The rise wiped out the declines seen in the previous two months and took the total number of claimants to its highest since 1997, when the ruling Labour party came to power.
Economists had been expecting claimant count unemployment to fall for a third consecutive month, by around 10,000.
"The standout figure is the increase in the claimant count, which calls into question the hypothesis that unemployment is falling," said Philip Shaw, chief economist at Investec.
There was better news on the internationally comparable ILO jobless measure, which includes people out of work and not claiming benefit. Unemployment on this broader measure fell by 3,000 in the three months to December to 2.457 million, its lowest since April-June 2009.
The ILO jobless rate was steady at 7.8 percent of the workforce, well below the rate of 9.7 percent in the United States and 10 percent in the euro zone.
"FEEL-BAD" RECOVERY
With a national election due by June, the Labour party is counting on an economic recovery to overturn a large opinion poll lead for the opposition Conservatives.
But analysts said any recovery was likely to be sluggish and Wednesday's labour market report fitted in with that, particularly since whichever party is in government after the election will have to tighten fiscal policy sharply to rein in a bulging budget deficit.
Britain's economy expanded by just 0.1 percent in the final quarter of last year after an 18-month long recession that wiped out six percent of economic output.
"The fact that the claimant count was falling in recent months was the huge surprise," said Ross Walker, an economist at RBS. "The fact that we have got a rise is not particularly surprising. It seems to fit more with the underlying reality."
Average earnings growth for the workforce as a whole remained subdued, at 0.8 percent in the three months to December.
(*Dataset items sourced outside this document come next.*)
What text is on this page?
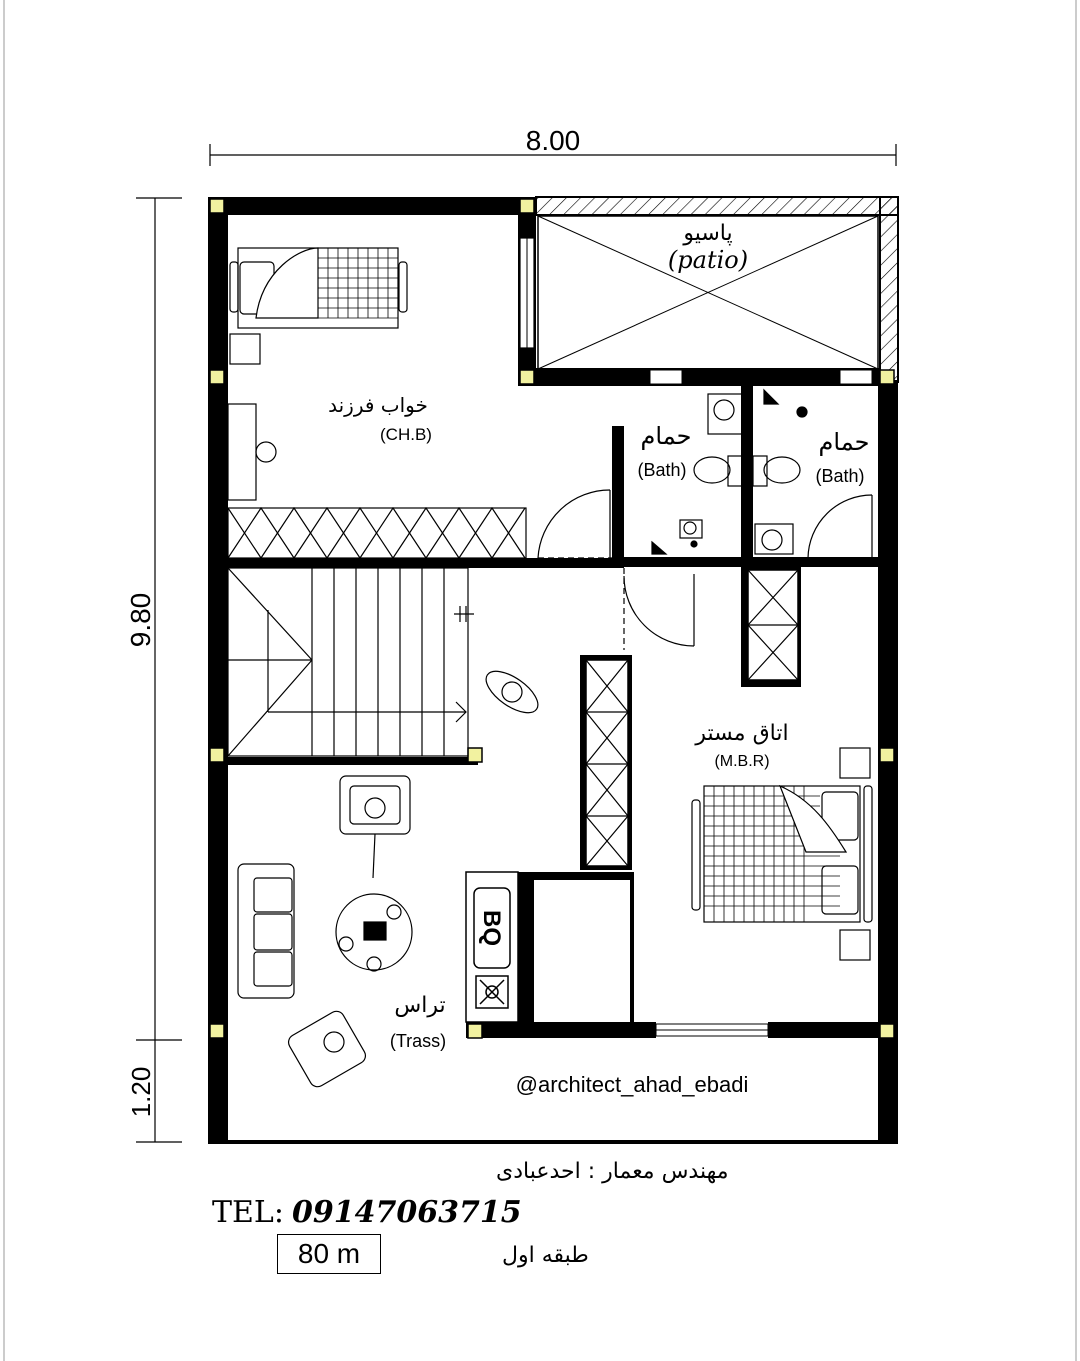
8.00
9.80
1.20
پاسیو
(patio)
BQ
خواب فرزند
(CH.B)	حمام
(Bath)
حمام
(Bath)
اتاق مستر
(M.B.R)
تراس
(Trass)
@architect_ahad_ebadi
مهندس معمار : احدعبادی
TEL: 09147063715
طبقه اول
80 m
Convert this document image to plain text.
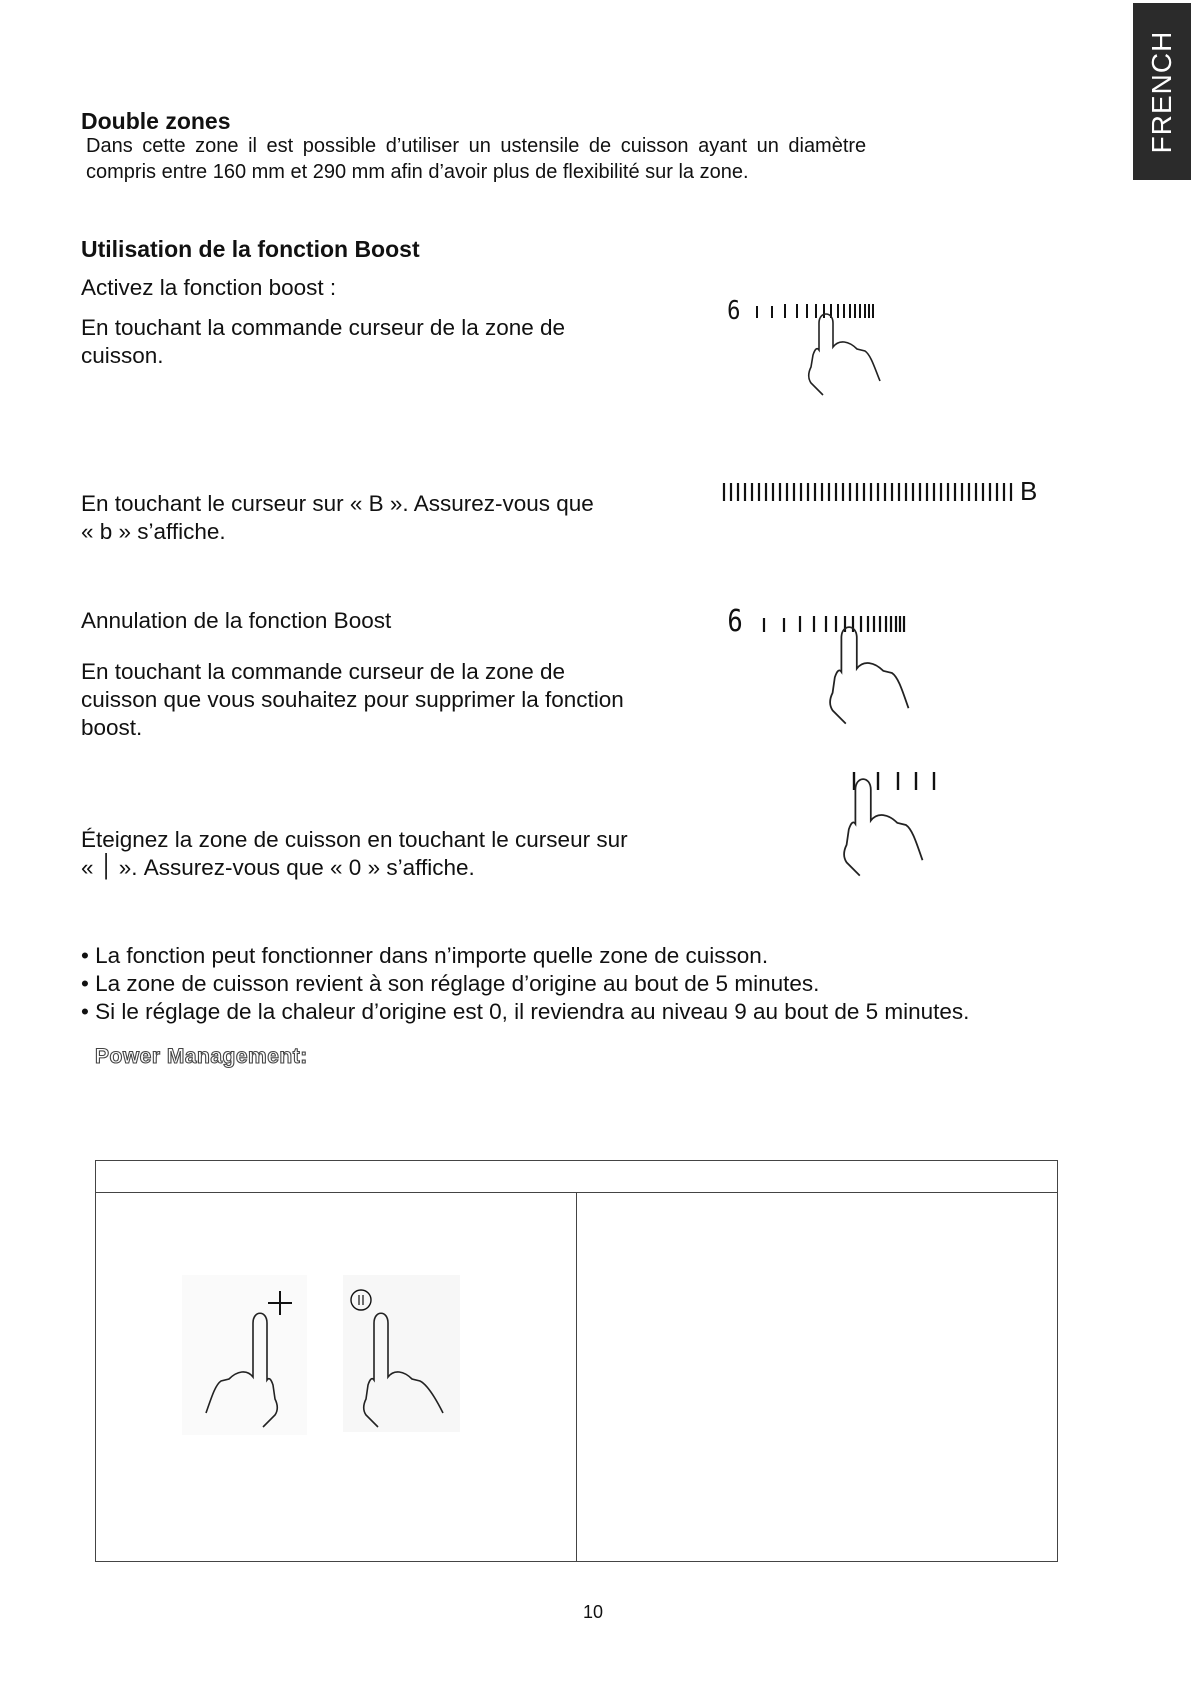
FRENCH
Double zones
Dans cette zone il est possible d’utiliser un ustensile de cuisson ayant un diamètre
compris entre 160 mm et 290 mm afin d’avoir plus de flexibilité sur la zone.
Utilisation de la fonction Boost
Activez la fonction boost :
En touchant la commande curseur de la zone de
cuisson.
En touchant le curseur sur « B ». Assurez-vous que
« b » s’affiche.
Annulation de la fonction Boost
En touchant la commande curseur de la zone de
cuisson que vous souhaitez pour supprimer la fonction
boost.
Éteignez la zone de cuisson en touchant le curseur sur
« ׀ ». Assurez-vous que « 0 » s’affiche.
6
B
6
• La fonction peut fonctionner dans n’importe quelle zone de cuisson.
• La zone de cuisson revient à son réglage d’origine au bout de 5 minutes.
• Si le réglage de la chaleur d’origine est 0, il reviendra au niveau 9 au bout de 5 minutes.
Power Management:
10
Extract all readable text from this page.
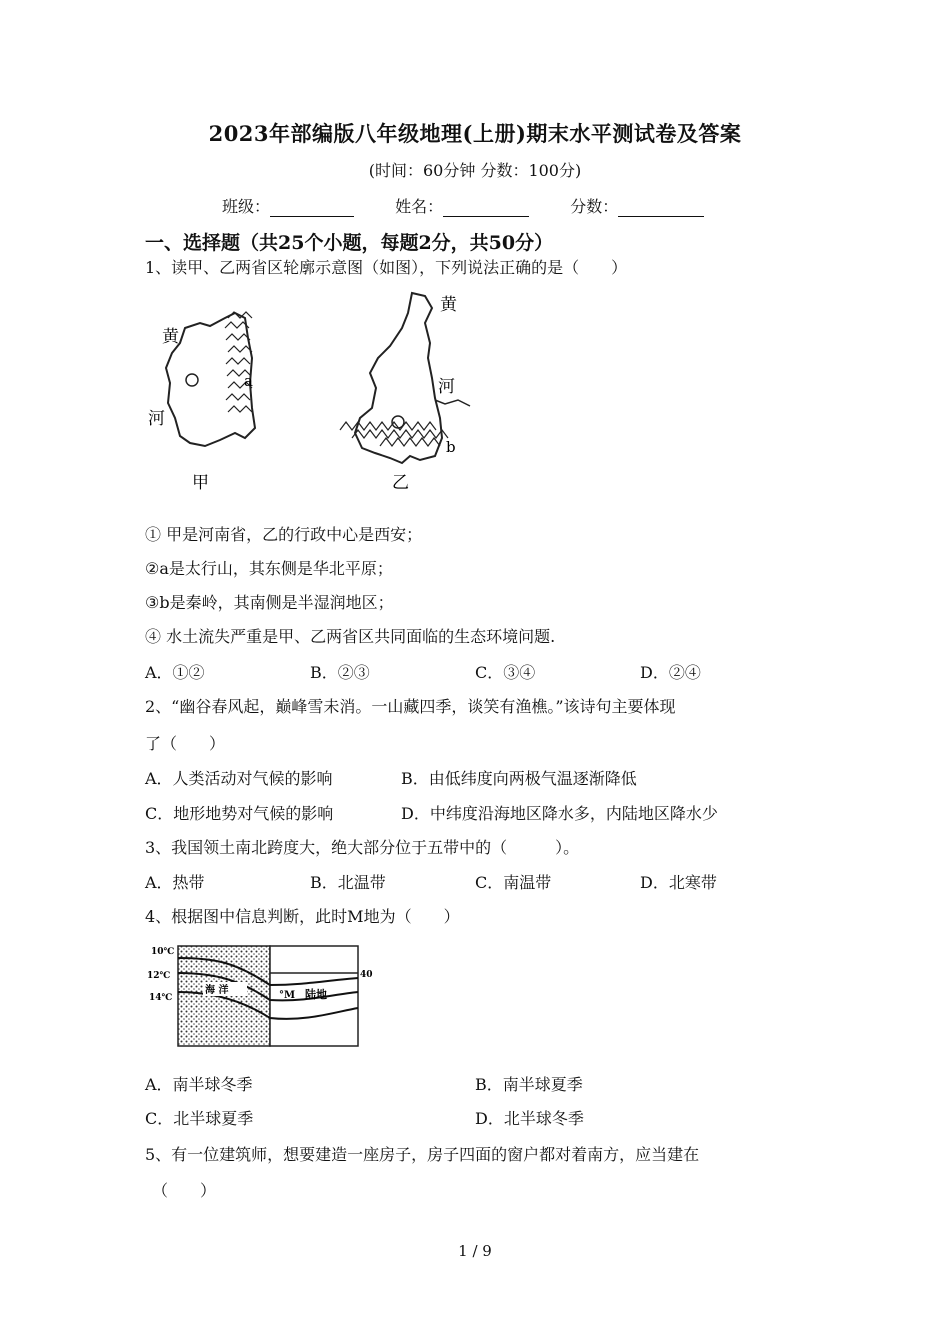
2023年部编版八年级地理(上册)期末水平测试卷及答案
(时间：60分钟 分数：100分)
班级：	姓名：	分数：
一、选择题（共25个小题，每题2分，共50分）
1、读甲、乙两省区轮廓示意图（如图），下列说法正确的是（　　）
黄
河
a
甲
黄
河
b
乙
① 甲是河南省，乙的行政中心是西安；
②a是太行山，其东侧是华北平原；
③b是秦岭，其南侧是半湿润地区；
④ 水土流失严重是甲、乙两省区共同面临的生态环境问题.
A．①②	B．②③	C．③④	D．②④
2、“幽谷春风起，巅峰雪未消。一山藏四季，谈笑有渔樵。”该诗句主要体现
了（　　）
A．人类活动对气候的影响	B．由低纬度向两极气温逐渐降低
C．地形地势对气候的影响	D．中纬度沿海地区降水多，内陆地区降水少
3、我国领土南北跨度大，绝大部分位于五带中的（　　　）。
A．热带	B．北温带	C．南温带	D．北寒带
4、根据图中信息判断，此时M地为（　　）
10℃
12℃
14℃
海 洋	°M 陆地
40
A．南半球冬季	B．南半球夏季
C．北半球夏季	D．北半球冬季
5、有一位建筑师，想要建造一座房子，房子四面的窗户都对着南方，应当建在
（　　）
1 / 9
Earnings growth excluding bonuses held at 1.2 percent, matching the lowest since this series began in 2001.
With inflation running well ahead of pay growth, Graeme Leach, chief economist at the Institute of Directors, said there was a real risk the economy could tip back into recession.
"This really is the feel-bad recovery," he said. "Today's numbers support our view that the economy may experience a double-dip to the recession in the first half of 2010. Throw in a public sector recession in 2011 and we may even end up with a triple-tumble recession."